Time series analysis and spatial autocorrelation analysis of dengue data in China from 2011 to 2018
10.16462/j.cnki.zhjbkz.2019.10.018
- Author:
Hui-xin YANG
1
;
Chen-hao ZHAO
;
Jing-jing LUO
;
Fang-fang HU
;
Si-wen ZHANG
;
Tai-jun WANG
;
Qing ZHEN
Author Information
1. Jilin University School of Public Health, Changchun 130021 China
- Publication Type:Research Article
- Keywords:
Dengue fever;
Time series;
Global spatial autocorrelation analysis;
Spatial clustering analysis
- From:
Chinese Journal of Disease Control & Prevention
2019;23(10):1250-1254
- CountryChina
- Language:Chinese
-
Abstract:
Objective To understand the spatial and temporal distribution characteristics of dengue fever in China from 2011 to 2018, and predict the incidence of dengue fever in China in 2019. Methods Based on the case data of dengue fever in China from 2011 to 2018 in the Chinese Disease Prevention and Control Information System, the trend of dengue fever was described and predicted by using the autoregressive integrated moving average model (ARIMA) with R 3.6.0 software. Based on the data of the incidence of dengue fever in the country, provinces and cities from 2011 to 2016 provided by the national scientific data sharing platform for population and health, global and local spatial autocorrelation analysis was performed using GeoDa 1.12 software to determine the dengue fever hotspots. Results The incidence of dengue fever was 14 302 in 2019, showing no disease outbreaks.
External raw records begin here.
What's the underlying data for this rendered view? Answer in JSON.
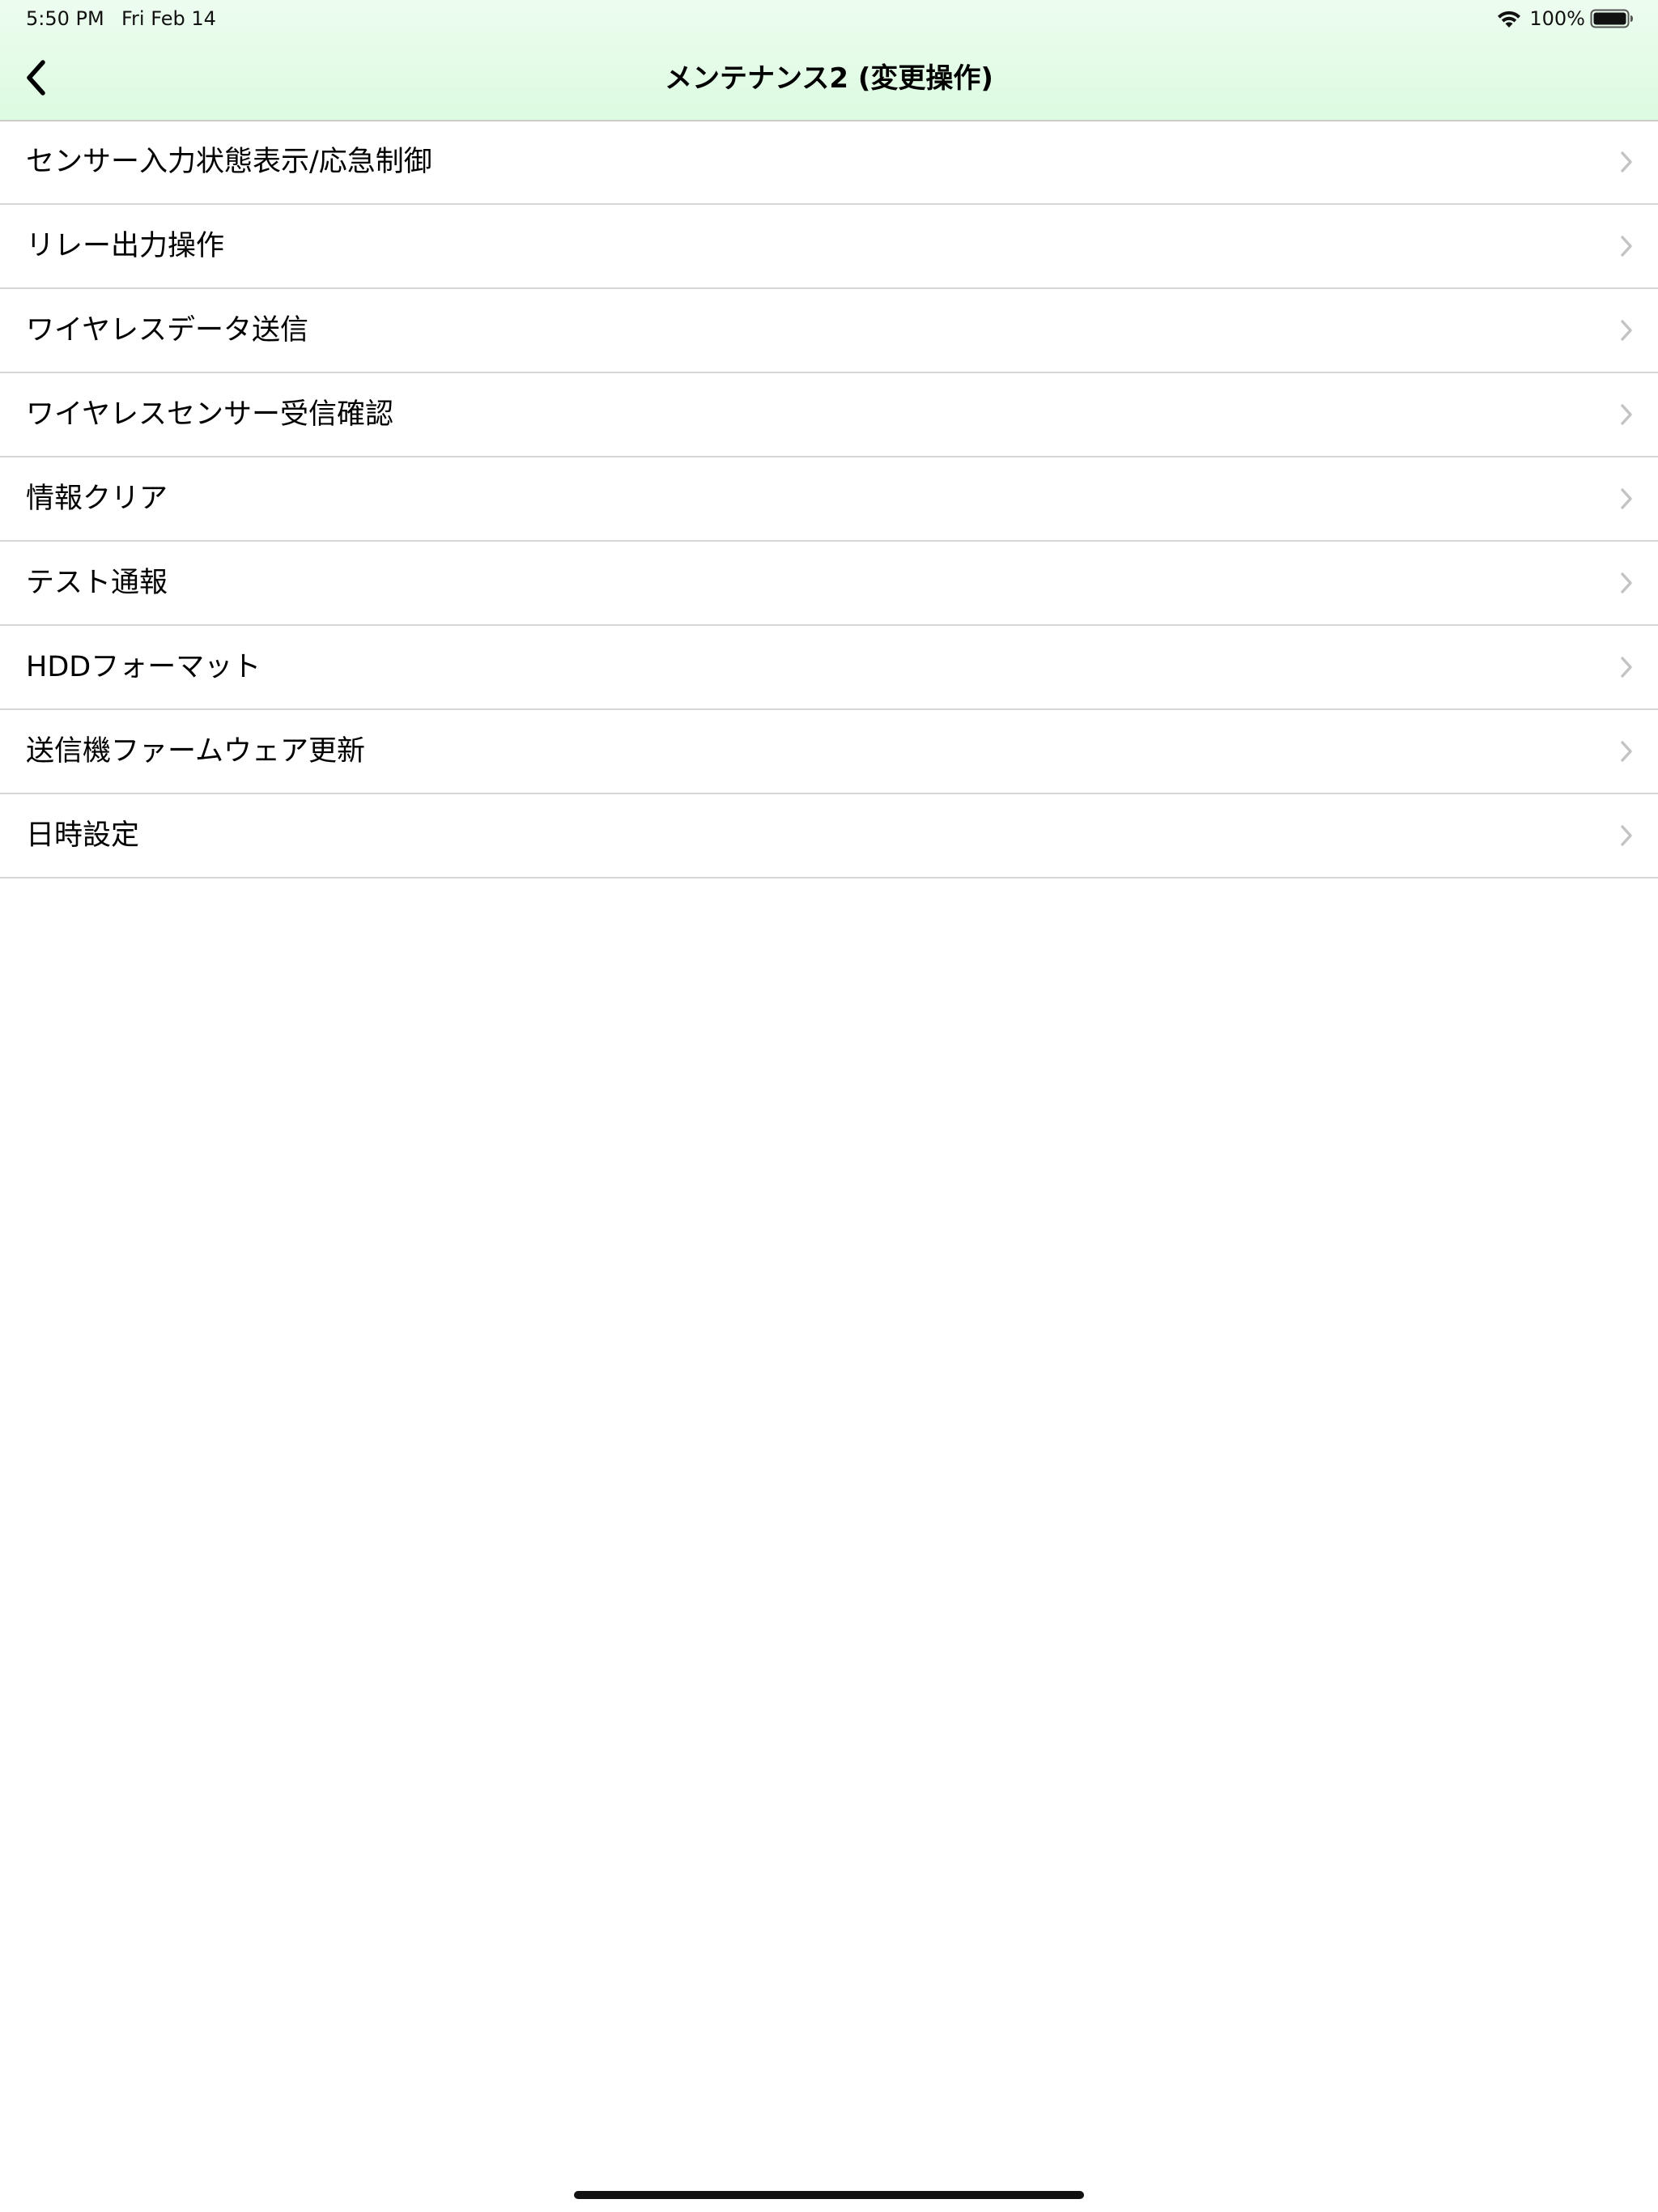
{
  "status_bar": {
    "time": "5:50 PM",
    "date": "Fri Feb 14",
    "battery_percent": "100%",
    "wifi_icon": "wifi-icon",
    "battery_icon": "battery-icon"
  },
  "nav": {
    "title": "メンテナンス2 (変更操作)",
    "back_icon": "chevron-left-icon"
  },
  "menu": {
    "items": [
      {
        "label": "センサー入力状態表示/応急制御"
      },
      {
        "label": "リレー出力操作"
      },
      {
        "label": "ワイヤレスデータ送信"
      },
      {
        "label": "ワイヤレスセンサー受信確認"
      },
      {
        "label": "情報クリア"
      },
      {
        "label": "テスト通報"
      },
      {
        "label": "HDDフォーマット"
      },
      {
        "label": "送信機ファームウェア更新"
      },
      {
        "label": "日時設定"
      }
    ],
    "row_icon": "chevron-right-icon"
  },
  "colors": {
    "header_top": "#edfcef",
    "header_bottom": "#dcfbe1",
    "separator": "#d6d6d6",
    "chevron": "#c4c4c7"
  }
}
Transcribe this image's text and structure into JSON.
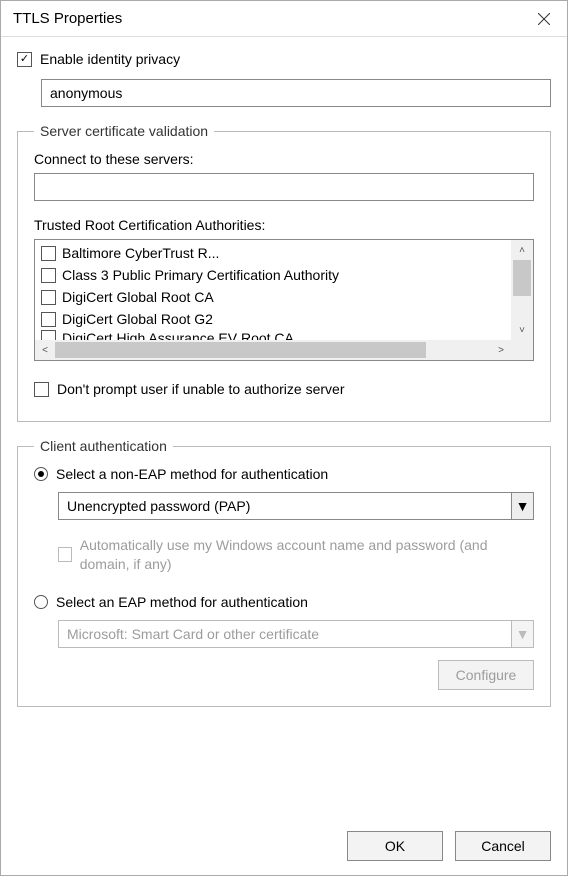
{
  "window": {
    "title": "TTLS Properties"
  },
  "identity": {
    "enable_label": "Enable identity privacy",
    "enable_checked": true,
    "value": "anonymous"
  },
  "server_validation": {
    "group_title": "Server certificate validation",
    "connect_label": "Connect to these servers:",
    "connect_value": "",
    "trusted_label": "Trusted Root Certification Authorities:",
    "authorities": [
      {
        "label": "Baltimore CyberTrust R...",
        "checked": false
      },
      {
        "label": "Class 3 Public Primary Certification Authority",
        "checked": false
      },
      {
        "label": "DigiCert Global Root CA",
        "checked": false
      },
      {
        "label": "DigiCert Global Root G2",
        "checked": false
      },
      {
        "label": "DigiCert High Assurance EV Root CA",
        "checked": false
      }
    ],
    "dont_prompt_label": "Don't prompt user if unable to authorize server",
    "dont_prompt_checked": false
  },
  "client_auth": {
    "group_title": "Client authentication",
    "non_eap_radio_label": "Select a non-EAP method for authentication",
    "non_eap_selected": true,
    "non_eap_method": "Unencrypted password (PAP)",
    "auto_creds_label": "Automatically use my Windows account name and password (and domain, if any)",
    "auto_creds_checked": false,
    "auto_creds_enabled": false,
    "eap_radio_label": "Select an EAP method for authentication",
    "eap_selected": false,
    "eap_method": "Microsoft: Smart Card or other certificate",
    "eap_enabled": false,
    "configure_label": "Configure",
    "configure_enabled": false
  },
  "buttons": {
    "ok": "OK",
    "cancel": "Cancel"
  }
}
The incidence of dengue fever in 2012(Moran’s I=-0.088, P=0.037), 2013(Moran’s I=-0.121, P=0.040) and 2014(Moran’s I=-0.076, P=0.045) showed a global spatial negatively correlaton. In 2016(Moran’s I=0.078, P=0.048), the incidence of dengue fever was positively correlated with global space. The results of local autocorrelation analysis showed that the high incidence of dengue fever was mainly in the southeast coastal areas of China. Conclusions In 2019, the epidemic of dengue fever in China showed no obvious fluctuation trend, and the epidemic situation showed spatial clustering distribution.